Vuk Uskoković
Department of Biomedical and Pharmaceutical Sciences, Chapman University, Irvine, CA 92618-1908, USA
Calcium phosphate is the most natural inorganic substitute of boney tissues. Yet, because of its ordinariness and specific weaknesses – e.g., low capacity for stable conjugation with active compounds, weak morphological control and a large propensity for aggregation - it has frequently been denounced as a material of the past. Its use is currently on the way to be reduced to the strengthening and osteoconductive component of tissue engineering constructs only. However, the structural complexity of calcium phosphates is immense and, especially in the nanoparticulate form, they are able to display an array of exciting properties that go beyond those for which they have been standardly known.

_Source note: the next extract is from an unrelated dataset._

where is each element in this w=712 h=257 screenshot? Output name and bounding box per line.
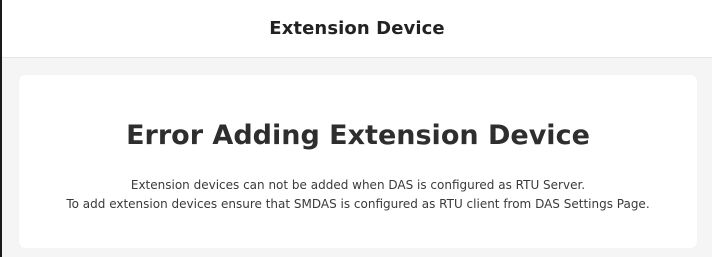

These properties will be elaborated in this lecture and include the ability to achieve sustained and tunable drug release profiles; injectability; the osteogenic potential and the ability to inhibit osteoclastogenesis; usability for the intracellular delivery of bioactive compounds; antimicrobial activity; and processability into macroporous tissue engineering constructs. A precise design of materials based on calcium phosphate nanoparticles only is expected to lead to a new generation of materials for therapeutic and regenerative purposes. Such materials would make the use of expensive bone growth factors, antibiotics, viral vectors and polymers as viscous components unnecessary. They would be classifiable as socially aware materials due to their applicative elegancy, inexpensiveness,in situsynthesizability and easy transferability across the rich-poor gap.